Para solucionar o tema, o economista propõe uma reforma financeira, taxando lucros e dividendos e criando uma lei que regulamente a agiotagem, além de uma reforma bancária, “para romper com o oligopólio dos bancos”, descentralizando o sistema e, em alguns casos, promovendo estatizações.
“Temos um pedágio improdutivo no nosso sistema financeiro, os bancos, por que depender deles? Podemos pensar em reformas como a que foi feita na Califórnia, que autorizou os municípios a criarem bancos públicos municipais, imitando a Alemanha. Os alemães não guardam dinheiro no banco, eles têm caixas de poupança da comunidade. O que muda? Você tem o dinheiro nas mãos da própria comunidade. Juntando isso ao dinheiro dos impostos que os municípios recebem, cada cidade pode assumir as rédeas do seu próprio desenvolvimento”, exemplificou.

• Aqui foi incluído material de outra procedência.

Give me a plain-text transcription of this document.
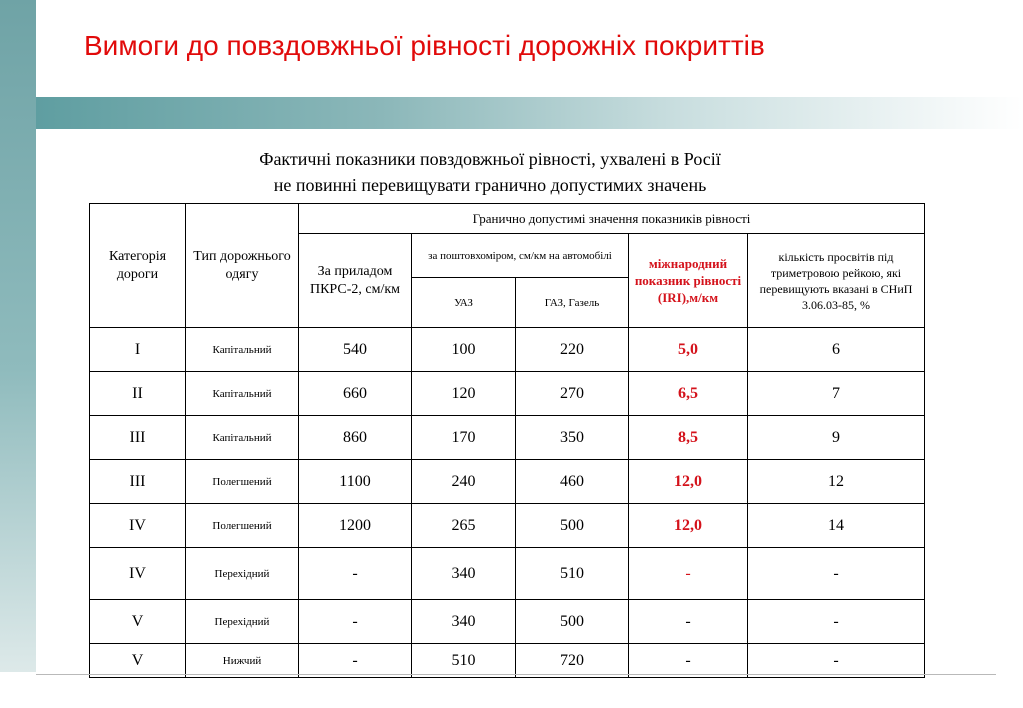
Вимоги до повздовжньої рівності дорожніх покриттів
Фактичні показники повздовжньої рівності, ухвалені в Росії
не повинні перевищувати гранично допустимих значень
Категорія дороги	Тип дорожнього одягу	Гранично допустимі значення показників рівності				
		За приладом ПКРС-2, см/км	за поштовхоміром, см/км на автомобілі		міжнародний показник рівності (IRI),м/км	кількість просвітів під триметровою рейкою, які перевищують вказані в СНиП 3.06.03-85, %
			УАЗ	ГАЗ, Газель		
I	Капітальний	540	100	220	5,0	6
II	Капітальний	660	120	270	6,5	7
III	Капітальний	860	170	350	8,5	9
III	Полегшений	1100	240	460	12,0	12
IV	Полегшений	1200	265	500	12,0	14
IV	Перехідний	-	340	510	-	-
V	Перехідний	-	340	500	-	-
V	Нижчий	-	510	720	-	-
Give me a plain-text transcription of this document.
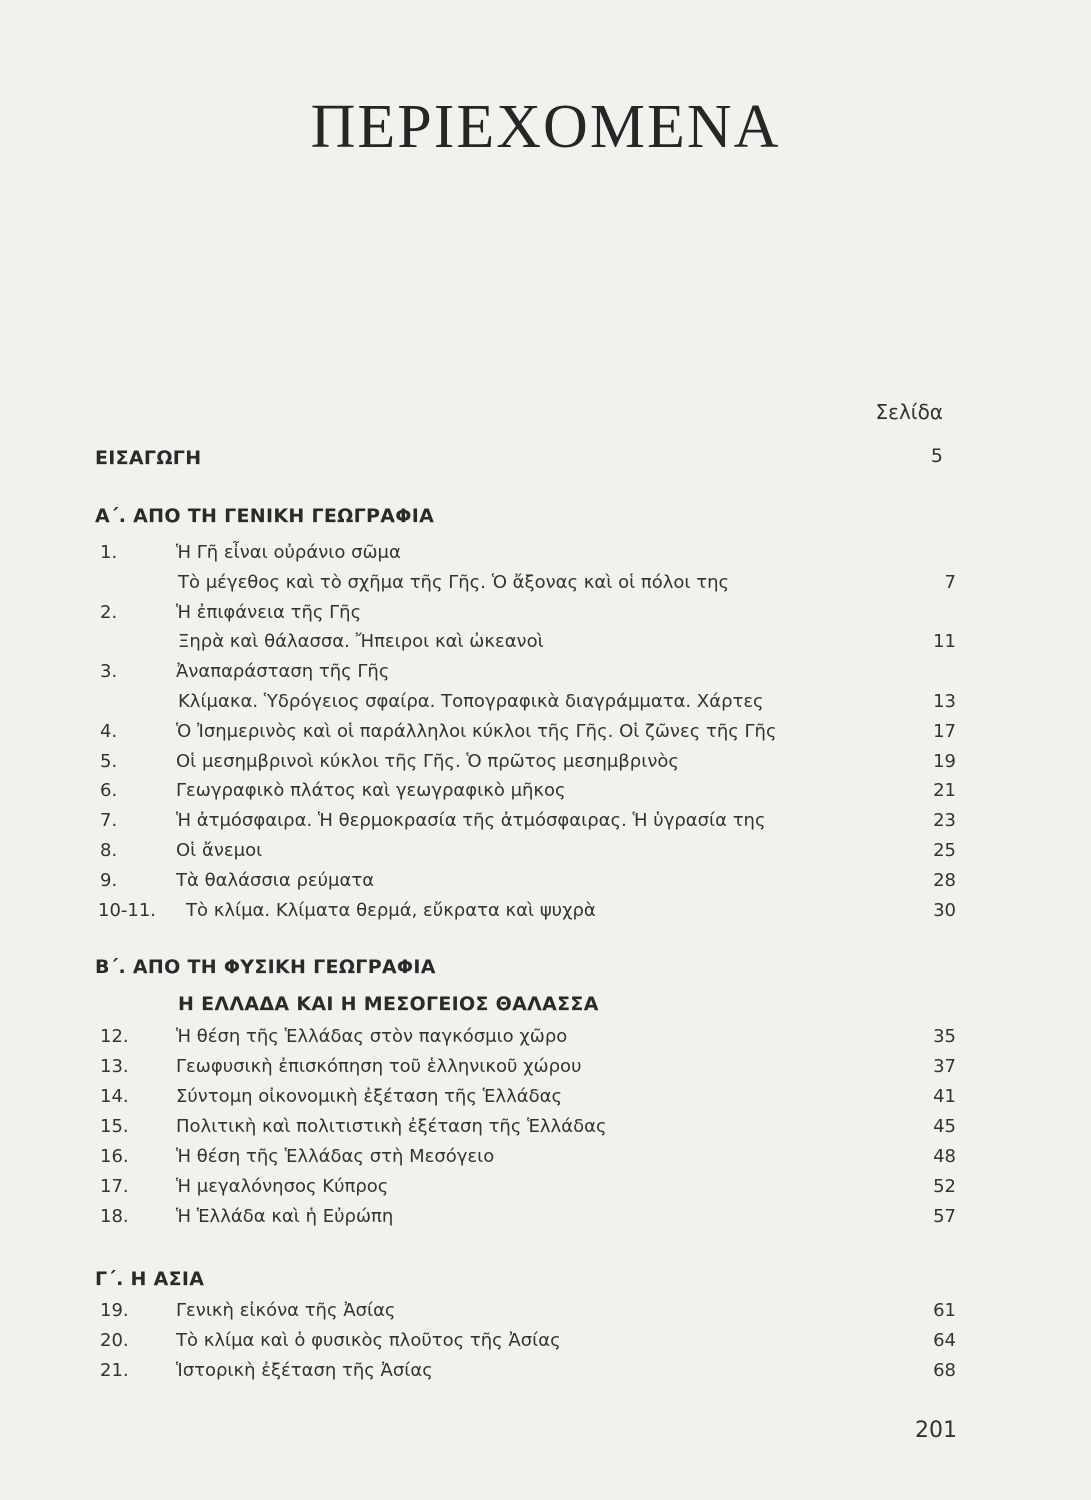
ΠΕΡΙΕΧΟΜΕΝΑ
Σελίδα
ΕΙΣΑΓΩΓΗ	5
Α΄. ΑΠΟ ΤΗ ΓΕΝΙΚΗ ΓΕΩΓΡΑΦΙΑ
1.	Ἡ Γῆ εἶναι οὐράνιο σῶμα
Τὸ μέγεθος καὶ τὸ σχῆμα τῆς Γῆς. Ὁ ἄξονας καὶ οἱ πόλοι της	7
2.	Ἡ ἐπιφάνεια τῆς Γῆς
Ξηρὰ καὶ θάλασσα. Ἤπειροι καὶ ὠκεανοὶ	11
3.	Ἀναπαράσταση τῆς Γῆς
Κλίμακα. Ὑδρόγειος σφαίρα. Τοπογραφικὰ διαγράμματα. Χάρτες	13
4.	Ὁ Ἰσημερινὸς καὶ οἱ παράλληλοι κύκλοι τῆς Γῆς. Οἱ ζῶνες τῆς Γῆς	17
5.	Οἱ μεσημβρινοὶ κύκλοι τῆς Γῆς. Ὁ πρῶτος μεσημβρινὸς	19
6.	Γεωγραφικὸ πλάτος καὶ γεωγραφικὸ μῆκος	21
7.	Ἡ ἀτμόσφαιρα. Ἡ θερμοκρασία τῆς ἀτμόσφαιρας. Ἡ ὑγρασία της	23
8.	Οἱ ἄνεμοι	25
9.	Τὰ θαλάσσια ρεύματα	28
10-11. Τὸ κλίμα. Κλίματα θερμά, εὔκρατα καὶ ψυχρὰ	30
Β΄. ΑΠΟ ΤΗ ΦΥΣΙΚΗ ΓΕΩΓΡΑΦΙΑ
Η ΕΛΛΑΔΑ ΚΑΙ Η ΜΕΣΟΓΕΙΟΣ ΘΑΛΑΣΣΑ
12.	Ἡ θέση τῆς Ἑλλάδας στὸν παγκόσμιο χῶρο	35
13.	Γεωφυσικὴ ἐπισκόπηση τοῦ ἑλληνικοῦ χώρου	37
14.	Σύντομη οἰκονομικὴ ἐξέταση τῆς Ἑλλάδας	41
15.	Πολιτικὴ καὶ πολιτιστικὴ ἐξέταση τῆς Ἑλλάδας	45
16.	Ἡ θέση τῆς Ἑλλάδας στὴ Μεσόγειο	48
17.	Ἡ μεγαλόνησος Κύπρος	52
18.	Ἡ Ἑλλάδα καὶ ἡ Εὐρώπη	57
Γ΄. Η ΑΣΙΑ
19.	Γενικὴ εἰκόνα τῆς Ἀσίας	61
20.	Τὸ κλίμα καὶ ὁ φυσικὸς πλοῦτος τῆς Ἀσίας	64
21.	Ἱστορικὴ ἐξέταση τῆς Ἀσίας	68
201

Para tanto, “precisamos de um Banco Central”, revogando a questão da autonomia para devolver à entidade a condição de agente regulador. Dowbor foi mais além, dizendo que, ao fortalecer o Banco Central, seria possível eliminar completamente os órgãos intermediários, os grandes bancos. As transações financeiras ocorreriam diretamente entre o BC e a sociedade ou pequenos bancos cooperativos, deixando de financiar intermediários. “Hoje ninguém vai mais à agência, é tudo online, então seria possível fazê-lo”, agregou.
Além disso, Dowbor abordou a importância de “pensar a reforma pelo viés da justiça e da produtividade”.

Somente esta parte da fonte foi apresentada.